DUE BIS, il recupero produttivo e occupazionale consente di rispettare gli impegni di finanza pubblica, ma nello stesso tempo rimette in salute l’economia reale del paese. Quest'ultimo risultato è indispensabile perché l’assetto economico-monetario dell’Italia e dell’Eurosistema sia sostenibile nel tempo.

TRE, la Moneta Fiscale consente ulteriori azioni efficaci per normalizzare e stabilizzare il profilo di riduzione del rapporto debito pubblico / PIL, anche superando eventuali problemi prodotti da negatività congiunturali che si potranno presentare in futuro. Ad esempio, rifinanziare parte del debito pubblico mediante titoli fiscali a scadenze medio o lunghe, o offrire ai detentori di Moneta Fiscale la possibilità di posporne l’utilizzo, riconoscendo una maggiorazione di valore facciale (una forma di tasso d’interesse, di fatto).

QUATTRO, in casi estremi, che appaiono peraltro fortemente improbabili data la ricchezza, la varietà e la flessibilità degli strumenti sopra descritti, potrebbero rendersi necessarie azioni non proposte (su base volontaria), ma imposte (sulla base di provvedimenti di legge) ai cittadini dei paesi emittenti Moneta Fiscale. Per esempio, maggiorazioni di imposte compensate da erogazioni di Moneta Fiscale, o sostenimento di alcune componenti di spesa pubblica non in euro ma in Moneta Fiscale. Nella remota eventualità che questo avvenga, peraltro, l’effetto prociclico di queste azioni sarebbe molto inferiore rispetto alle tradizionali azioni restrittive con cui si è cercato di ricondurre sotto controllo i saldi di finanza pubblica: questo, perché non si parlerebbe di tagli o tasse “secchi”, bensì compensati dall’erogazione di uno strumento finanziario alternativo (la Moneta Fiscale).

CINQUE, un paese come l’Italia, caratterizzato da alti livelli sia di debito pubblico che di risparmio privato, garantisce in tal modo i suoi impegni di finanza pubblica, ove mai il recupero produttivo fosse insufficiente, proprio facendo leva sul risparmio privato. Le azioni TRE e QUATTRO, infatti, producono una sostituzione, nel portafoglio dei risparmiatori, di titoli di debito pubblico con titoli fiscali. Nella misura eventualmente necessaria, il debito pubblico viene garantito, in pratica, dal suo rimpiazzo con titoli che non hanno natura debitoria, e che i risparmiatori vengono a possedere in (eventuale, parziale, marginale) sostituzione dei tradizionali titoli di Stato.

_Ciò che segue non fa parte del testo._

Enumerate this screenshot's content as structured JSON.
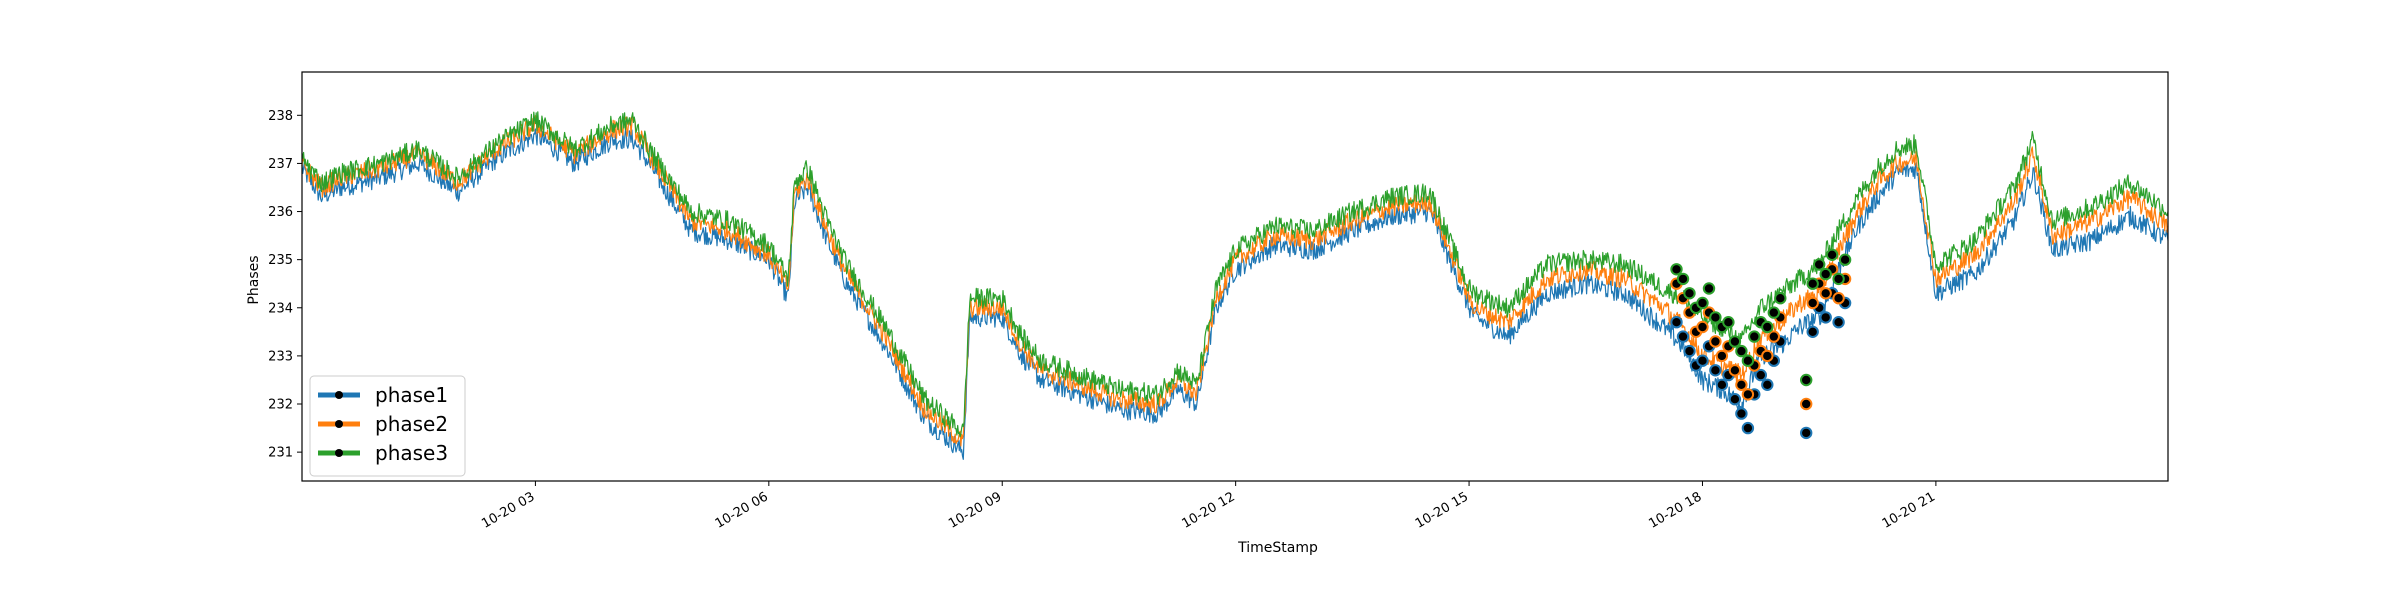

SEI, il sistema sopra delineato crea, automaticamente, un disincentivo e una penalizzazione automatica nel caso in cui in paese emettesse Moneta Fiscale in misura eccessiva rispetto a quanto necessario per recuperare corretti livelli di domanda, PIL e occupazione. Si verificherebbe in tal caso un effetto di inflazionamento della Moneta Fiscale nazionale (non dell’euro !) e quindi un suo deprezzamento (svalutazione) rispetto all’euro stesso. Sarebbero toccati i detentori di Moneta Fiscale e di titoli fiscali di quel paese, non i cittadini di altri stati membri dell’Eurozona. Questo previene, o nel caso punisce, fenomeni di moral hazard, senza tuttavia passate tramite eventi deflagranti e fonte di instabilità finanziaria, quali credit events di vario tipo (write-off, ristrutturazioni, insolvenze).